Central banks make $250bn move to ease the credit crisis

Joint action by US, UK, Europe and Canada; Dow Jones surges on news

Central banks around the world made a second co-ordinated attempt to ease the credit crisis, three months after their first efforts failed to kickstart lending across the financial system.

After days of gathering fears that falling mortgage bond prices could trigger a wave of forced selling by highly indebted hedge funds and other investors, the Federal Reserve said that it would lead a global effort to inject around $250bn (£125bn) of replacement securities into the system.

The Bank of England, the European Central Bank and the central banks of Switzerland and Canada also joined the effort, which stoked a rally by battered stock markets yesterday.

The Fed is to auction $200bn of US government bonds – the safest debt securities available – and will take in unwanted mortgage bonds as collateral. A collapse in the value of these mortgage bonds was behind last week's market turmoil, as fears grow that even apparently robust mortgages could go into default if the US economy falls into recession and borrowers lose their jobs.

The latest actions come on top of last Friday's announcement that the Fed is increasing the size of its so-called "term auction facility", an emergency facility introduced in December that lends cash directly to the banking system, by $140bn.

Behind all the central bank's innovative moves is an attempt to flush the financial system with money and safe government bonds so that banks will feel comfortable lending to each other. Banks that have too many volatile mortgage bonds on their books, whose value is uncertain, have been reluctant to continue lending at historic levels. As a result, highly leveraged hedge funds are being told to sell assets to meet margin calls, and the cost of borrowing has risen across the financial system, threatening to make it more costly for even robust businesses to invest. That in turn threatens turning a fin-ancial crisis into a trigger for a recession in the real economy.

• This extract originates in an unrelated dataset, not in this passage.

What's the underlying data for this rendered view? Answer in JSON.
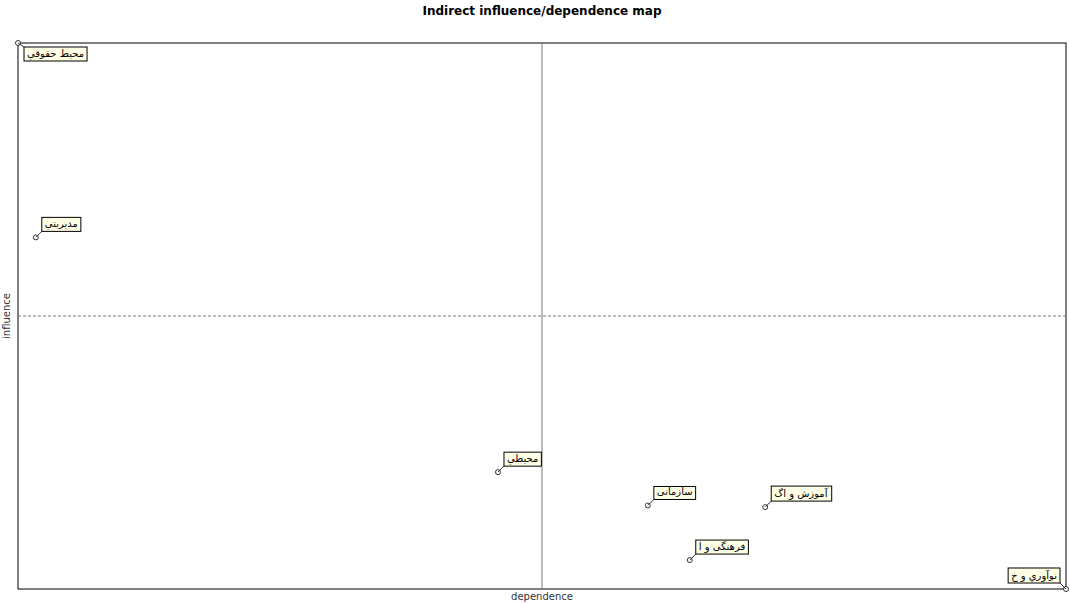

"Since the co-ordinated actions taken in December 2007, the G-10 central banks have continued to work together closely and to consult regularly on liquidity pressures in funding markets," the Fed said yesterday. "Pressures in some of these markets have recently increased again."

The Bank of England said it would lend another £10bn in cash to the banking system, in return for a wider range of collateral that includes mortgage-backed securities, extending a facility that it offered as part of December's co-ordinated efforts. The new three-month loans will be offered next week, with another offering of an as yet undetermined size to follow in April. The ECB is to make $15bn available.

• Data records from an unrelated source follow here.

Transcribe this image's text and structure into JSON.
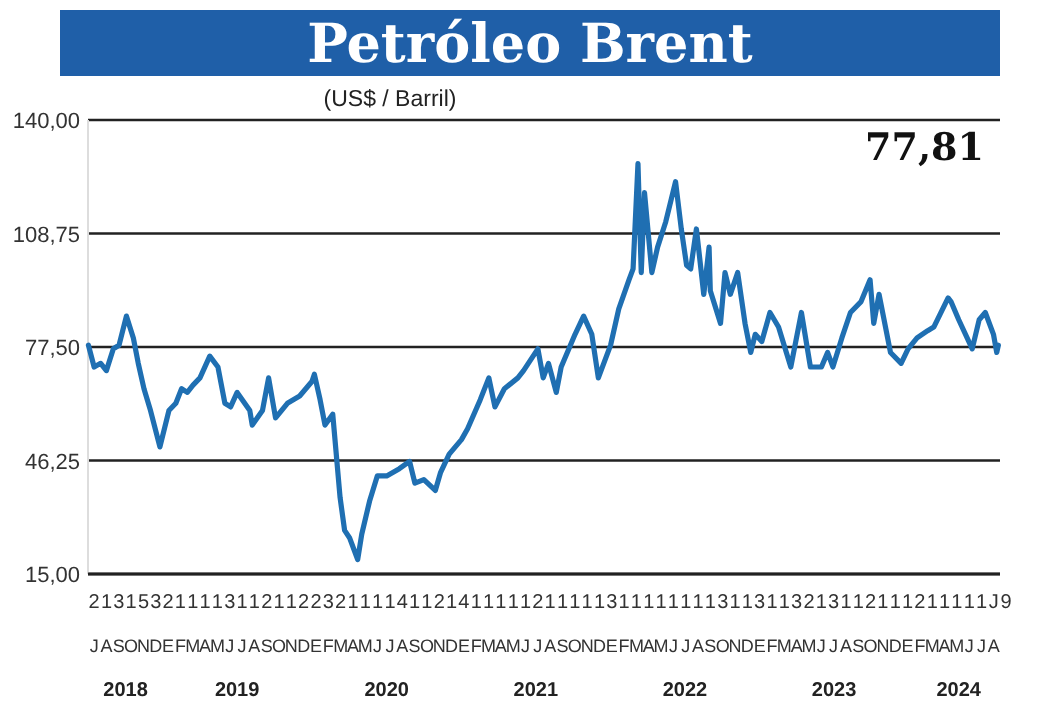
{
  "chart_data": {
    "type": "line",
    "title": "Petróleo Brent",
    "subtitle": "(US$ / Barril)",
    "annotations": [
      "77,81",
      "2131532111131121122321111411214111112111113111111113113113213112111211111J9",
      "JASONDEFMAMJJASONDEFMAMJJASONDEFMAMJJASONDEFMAMJJASONDEFMAMJJASONDEFMAMJJA"
    ],
    "x": [
      "2018-07-02",
      "2018-07-16",
      "2018-08-01",
      "2018-08-15",
      "2018-09-01",
      "2018-09-15",
      "2018-10-03",
      "2018-10-20",
      "2018-11-01",
      "2018-11-15",
      "2018-12-01",
      "2018-12-24",
      "2019-01-15",
      "2019-02-01",
      "2019-02-15",
      "2019-03-01",
      "2019-03-15",
      "2019-04-01",
      "2019-04-25",
      "2019-05-15",
      "2019-06-01",
      "2019-06-15",
      "2019-07-01",
      "2019-08-01",
      "2019-08-07",
      "2019-09-01",
      "2019-09-16",
      "2019-10-03",
      "2019-11-01",
      "2019-12-01",
      "2019-12-31",
      "2020-01-06",
      "2020-01-20",
      "2020-02-01",
      "2020-02-20",
      "2020-03-09",
      "2020-03-20",
      "2020-04-01",
      "2020-04-21",
      "2020-05-01",
      "2020-05-20",
      "2020-06-08",
      "2020-07-01",
      "2020-08-01",
      "2020-08-26",
      "2020-09-08",
      "2020-09-30",
      "2020-10-28",
      "2020-11-10",
      "2020-12-01",
      "2020-12-31",
      "2021-01-15",
      "2021-02-15",
      "2021-03-08",
      "2021-03-23",
      "2021-04-15",
      "2021-05-18",
      "2021-06-01",
      "2021-07-06",
      "2021-07-19",
      "2021-08-01",
      "2021-08-20",
      "2021-09-01",
      "2021-10-05",
      "2021-10-26",
      "2021-11-15",
      "2021-12-01",
      "2021-12-31",
      "2022-01-20",
      "2022-02-14",
      "2022-02-24",
      "2022-03-08",
      "2022-03-16",
      "2022-03-24",
      "2022-04-11",
      "2022-04-25",
      "2022-05-15",
      "2022-06-08",
      "2022-06-22",
      "2022-07-05",
      "2022-07-15",
      "2022-07-29",
      "2022-08-16",
      "2022-08-29",
      "2022-09-01",
      "2022-09-26",
      "2022-10-07",
      "2022-10-20",
      "2022-11-07",
      "2022-11-25",
      "2022-12-09",
      "2022-12-20",
      "2023-01-05",
      "2023-01-25",
      "2023-02-15",
      "2023-03-17",
      "2023-04-12",
      "2023-05-04",
      "2023-05-31",
      "2023-06-15",
      "2023-06-28",
      "2023-07-20",
      "2023-08-10",
      "2023-09-05",
      "2023-09-27",
      "2023-10-06",
      "2023-10-19",
      "2023-11-16",
      "2023-12-12",
      "2023-12-29",
      "2024-01-20",
      "2024-02-15",
      "2024-03-01",
      "2024-04-05",
      "2024-04-12",
      "2024-05-01",
      "2024-06-03",
      "2024-06-20",
      "2024-07-05",
      "2024-07-25",
      "2024-08-02",
      "2024-08-06"
    ],
    "series": [
      {
        "color": "#1f6fb2",
        "values": [
          78,
          72,
          73,
          71,
          77,
          78,
          86,
          80,
          73,
          66,
          60,
          50,
          60,
          62,
          66,
          65,
          67,
          69,
          75,
          72,
          62,
          61,
          65,
          60,
          56,
          60,
          69,
          58,
          62,
          64,
          68,
          70,
          63,
          56,
          59,
          36,
          27,
          25,
          19,
          26,
          35,
          42,
          42,
          44,
          46,
          40,
          41,
          38,
          43,
          48,
          52,
          55,
          63,
          69,
          61,
          66,
          69,
          71,
          77,
          69,
          73,
          65,
          72,
          81,
          86,
          81,
          69,
          78,
          88,
          96,
          99,
          128,
          98,
          120,
          98,
          105,
          112,
          123,
          110,
          100,
          99,
          110,
          92,
          105,
          93,
          84,
          98,
          92,
          98,
          84,
          76,
          81,
          79,
          87,
          83,
          72,
          87,
          72,
          72,
          76,
          72,
          80,
          87,
          90,
          96,
          84,
          92,
          76,
          73,
          77,
          80,
          82,
          83,
          91,
          90,
          85,
          77,
          85,
          87,
          81,
          76,
          78
        ]
      }
    ],
    "xlim": [
      "2018-07-01",
      "2024-08-10"
    ],
    "ylim": [
      15,
      140
    ],
    "yticks": [
      {
        "value": 15,
        "label": "15,00"
      },
      {
        "value": 46.25,
        "label": "46,25"
      },
      {
        "value": 77.5,
        "label": "77,50"
      },
      {
        "value": 108.75,
        "label": "108,75"
      },
      {
        "value": 140,
        "label": "140,00"
      }
    ],
    "xticks": [
      {
        "value": "2018-10-01",
        "label": "2018"
      },
      {
        "value": "2019-07-01",
        "label": "2019"
      },
      {
        "value": "2020-07-01",
        "label": "2020"
      },
      {
        "value": "2021-07-01",
        "label": "2021"
      },
      {
        "value": "2022-07-01",
        "label": "2022"
      },
      {
        "value": "2023-07-01",
        "label": "2023"
      },
      {
        "value": "2024-05-01",
        "label": "2024"
      }
    ],
    "grid": "y",
    "line_style": "solid"
  }
}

Meanwhile, the Fed is expanding currency "swap lines" with the ECB and the Swiss central bank, respectively, sending them dollars that can be lent to troubled European banks. A dwindling of dollar assets in Europe has contributed to the high inter-bank interest rates being charged for dollar-denominated lending, particularly the closely watched London inter-bank lending rate, Libor, off which many other types of loans are priced.

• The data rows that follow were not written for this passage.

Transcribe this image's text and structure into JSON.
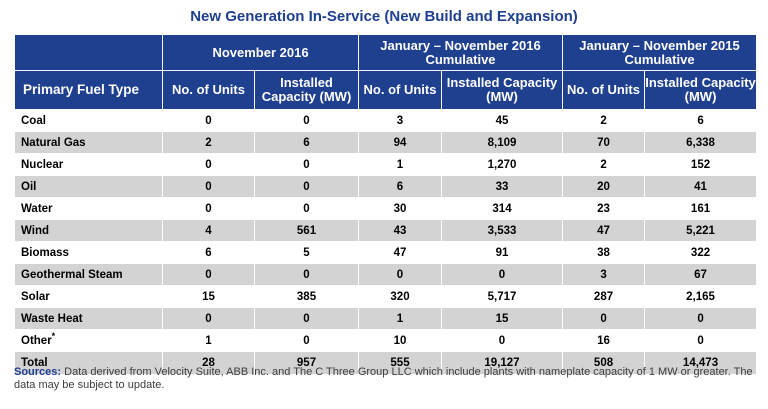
{
  "title": "New Generation In-Service (New Build and Expansion)",
  "groups": [
    "November 2016",
    "January – November 2016 Cumulative",
    "January – November 2015 Cumulative"
  ],
  "fuel_header": "Primary Fuel Type",
  "units_header": "No. of Units",
  "capacity_header": "Installed Capacity (MW)",
  "rows": [
    {
      "fuel": "Coal",
      "m_units": "0",
      "m_cap": "0",
      "c16_units": "3",
      "c16_cap": "45",
      "c15_units": "2",
      "c15_cap": "6"
    },
    {
      "fuel": "Natural Gas",
      "m_units": "2",
      "m_cap": "6",
      "c16_units": "94",
      "c16_cap": "8,109",
      "c15_units": "70",
      "c15_cap": "6,338"
    },
    {
      "fuel": "Nuclear",
      "m_units": "0",
      "m_cap": "0",
      "c16_units": "1",
      "c16_cap": "1,270",
      "c15_units": "2",
      "c15_cap": "152"
    },
    {
      "fuel": "Oil",
      "m_units": "0",
      "m_cap": "0",
      "c16_units": "6",
      "c16_cap": "33",
      "c15_units": "20",
      "c15_cap": "41"
    },
    {
      "fuel": "Water",
      "m_units": "0",
      "m_cap": "0",
      "c16_units": "30",
      "c16_cap": "314",
      "c15_units": "23",
      "c15_cap": "161"
    },
    {
      "fuel": "Wind",
      "m_units": "4",
      "m_cap": "561",
      "c16_units": "43",
      "c16_cap": "3,533",
      "c15_units": "47",
      "c15_cap": "5,221"
    },
    {
      "fuel": "Biomass",
      "m_units": "6",
      "m_cap": "5",
      "c16_units": "47",
      "c16_cap": "91",
      "c15_units": "38",
      "c15_cap": "322"
    },
    {
      "fuel": "Geothermal Steam",
      "m_units": "0",
      "m_cap": "0",
      "c16_units": "0",
      "c16_cap": "0",
      "c15_units": "3",
      "c15_cap": "67"
    },
    {
      "fuel": "Solar",
      "m_units": "15",
      "m_cap": "385",
      "c16_units": "320",
      "c16_cap": "5,717",
      "c15_units": "287",
      "c15_cap": "2,165"
    },
    {
      "fuel": "Waste Heat",
      "m_units": "0",
      "m_cap": "0",
      "c16_units": "1",
      "c16_cap": "15",
      "c15_units": "0",
      "c15_cap": "0"
    },
    {
      "fuel": "Other",
      "fuel_mark": "*",
      "m_units": "1",
      "m_cap": "0",
      "c16_units": "10",
      "c16_cap": "0",
      "c15_units": "16",
      "c15_cap": "0"
    },
    {
      "fuel": "Total",
      "m_units": "28",
      "m_cap": "957",
      "c16_units": "555",
      "c16_cap": "19,127",
      "c15_units": "508",
      "c15_cap": "14,473"
    }
  ],
  "sources_label": "Sources:",
  "sources_text": "Data derived from Velocity Suite, ABB Inc. and The C Three Group LLC which include plants with nameplate capacity of 1 MW or greater.  The data may be subject to update.",
  "colors": {
    "header_bg": "#1f3f8f",
    "title": "#1f3f8f",
    "stripe": "#d3d3d3"
  }
}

Stock markets jumped on the announcement of the co-ordinated moves. The FTSE 100 closed up 61.3 at 5,690.4 in London. The Dow Jones Industrial Average closed up 417 points, or 3.6 per cent, at 12,156.8 in New York. The dollar also rose and in the credit markets, investors moved out of safe assets such as Treasuries into riskier debt instruments.

Analysts were split on whether the moves might be enough to end the downward spiral in the debt markets. Joseph Brusuelas, economist at IDEAglobal, said: "By permitting borrowers to put up devalued collateral that currently contaminates the balance sheets of financial institutions, this should provide a generous bout of temporary relief to portfolios overweight with distressed assets. But we do not see this as a panacea. For now, the current Fed move will purchase a fortnight of peace."